Excel Import Guide

This guide will walk you through the process of importing via the Excel Import page

Getting Started

First, make sure to have an instance of dolphin available (see Dolphin Docker) as well as an account for the dolphin interface.

Once logged in, click on the ‘NGS Tracking’ tab on the left, then click on ‘Excel Import’.

../_images/menu_bar.png

From here, under the ‘Excel file input’ button, there is a link to download an example excel input. Download the example spreadsheet and you’ll be ready to start adding your data.

You can also download the example spreadsheet here:

Understanding the Heirarchy

Before we continue, let us discuss the way that your sample information will be stored. Dolphin stores information into 3 specific teirs.

At the top we have the Experiment Series, which essentially stores all of the information pertaining to your series of experiments.

Branching out from the experiment series, you have your set of individual experiments, or in the case, Imports.

Imports will contain all of the samples of that specific experiment as well as any other additional information that would link to your samples.

The bottom teir, or samples, are the individual samples obtained with their specific information. This information will help you better understand what each tab of the excel file will contain as we move forward.

Filling Out the Excel File

The example spreadsheet already contains faux information to give users some context to the information they will be replacing.

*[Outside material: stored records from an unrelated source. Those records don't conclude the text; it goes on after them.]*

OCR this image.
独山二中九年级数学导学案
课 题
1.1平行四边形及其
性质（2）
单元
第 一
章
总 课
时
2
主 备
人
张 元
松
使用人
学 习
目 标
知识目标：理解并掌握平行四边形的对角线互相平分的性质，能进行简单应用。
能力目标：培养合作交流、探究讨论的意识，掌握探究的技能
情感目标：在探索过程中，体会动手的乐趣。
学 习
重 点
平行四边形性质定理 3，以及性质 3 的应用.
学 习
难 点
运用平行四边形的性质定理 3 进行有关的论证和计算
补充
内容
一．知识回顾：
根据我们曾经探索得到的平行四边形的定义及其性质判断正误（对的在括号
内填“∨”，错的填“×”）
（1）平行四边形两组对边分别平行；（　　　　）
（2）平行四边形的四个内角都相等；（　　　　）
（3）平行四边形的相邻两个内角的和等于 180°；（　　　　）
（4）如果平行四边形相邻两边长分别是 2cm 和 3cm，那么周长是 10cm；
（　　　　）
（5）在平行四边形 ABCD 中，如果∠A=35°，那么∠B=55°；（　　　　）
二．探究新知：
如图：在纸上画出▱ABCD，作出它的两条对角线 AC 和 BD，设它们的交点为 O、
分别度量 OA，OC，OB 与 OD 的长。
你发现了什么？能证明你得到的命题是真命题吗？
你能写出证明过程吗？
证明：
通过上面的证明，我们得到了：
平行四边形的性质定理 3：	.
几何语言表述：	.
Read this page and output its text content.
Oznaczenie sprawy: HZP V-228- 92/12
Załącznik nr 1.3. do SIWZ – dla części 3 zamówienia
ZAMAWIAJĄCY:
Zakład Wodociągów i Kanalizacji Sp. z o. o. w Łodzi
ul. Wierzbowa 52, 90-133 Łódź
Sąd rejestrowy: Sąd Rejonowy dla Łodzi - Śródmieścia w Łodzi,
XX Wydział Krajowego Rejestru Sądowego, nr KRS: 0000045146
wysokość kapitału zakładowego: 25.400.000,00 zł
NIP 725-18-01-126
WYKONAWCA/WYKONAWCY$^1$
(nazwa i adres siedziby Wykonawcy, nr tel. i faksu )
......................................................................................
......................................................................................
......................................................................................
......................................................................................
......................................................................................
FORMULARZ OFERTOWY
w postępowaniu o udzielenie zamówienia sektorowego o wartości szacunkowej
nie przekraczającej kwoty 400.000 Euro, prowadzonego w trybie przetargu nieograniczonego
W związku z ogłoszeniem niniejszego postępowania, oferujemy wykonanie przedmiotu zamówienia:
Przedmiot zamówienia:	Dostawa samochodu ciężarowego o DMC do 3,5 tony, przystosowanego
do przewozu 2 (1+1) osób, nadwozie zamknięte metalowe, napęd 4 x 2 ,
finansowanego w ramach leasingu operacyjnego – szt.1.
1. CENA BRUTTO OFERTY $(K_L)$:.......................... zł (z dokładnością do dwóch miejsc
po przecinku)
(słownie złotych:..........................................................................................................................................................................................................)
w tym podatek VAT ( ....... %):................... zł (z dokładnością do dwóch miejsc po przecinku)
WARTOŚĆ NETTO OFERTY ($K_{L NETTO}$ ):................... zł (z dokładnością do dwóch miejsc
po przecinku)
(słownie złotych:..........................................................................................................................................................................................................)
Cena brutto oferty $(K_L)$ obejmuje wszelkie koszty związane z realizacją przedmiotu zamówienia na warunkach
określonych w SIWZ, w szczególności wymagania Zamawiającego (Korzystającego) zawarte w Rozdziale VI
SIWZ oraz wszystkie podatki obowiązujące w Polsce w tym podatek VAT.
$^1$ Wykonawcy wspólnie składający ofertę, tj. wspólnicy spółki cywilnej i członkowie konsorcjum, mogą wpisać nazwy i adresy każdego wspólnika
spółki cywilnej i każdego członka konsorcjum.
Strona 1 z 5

Certain header cells within the spreadsheet are marked with a red arrow on the top right of the cell. Hovering over these cells with your mouse will give you more details on what each row or column that they demark should include.

The spreadsheet contains multiple tabs that will help you organize your information properly.

../_images/excel_tabs.png

If using the single input directory spreadsheet, there will not be a ‘DIRS’ tab within the spreadsheet.

META-DATA:

The first tab of the spreadsheet is the Metadata tab. This tab will reference to specific information about the experiment series at hand.

This tab will ask for information on:

  • title: The unique title of the Experiment Series (Required)
  • summary: Summarization of the goals/objectives of the Experiment Series
  • overall design: Detailed description of the Experiment Series
  • organization: The organization behind the project
  • lab: The lab within the organization
  • contributor: First name, Initial, Last name. You may add additional contributors by creating more ‘contributor’ cells in the A column with the actual contributors in the B column.
  • processed directory: Full path for the processed output directory. This path is where you want to keep all of the data generated. (Required)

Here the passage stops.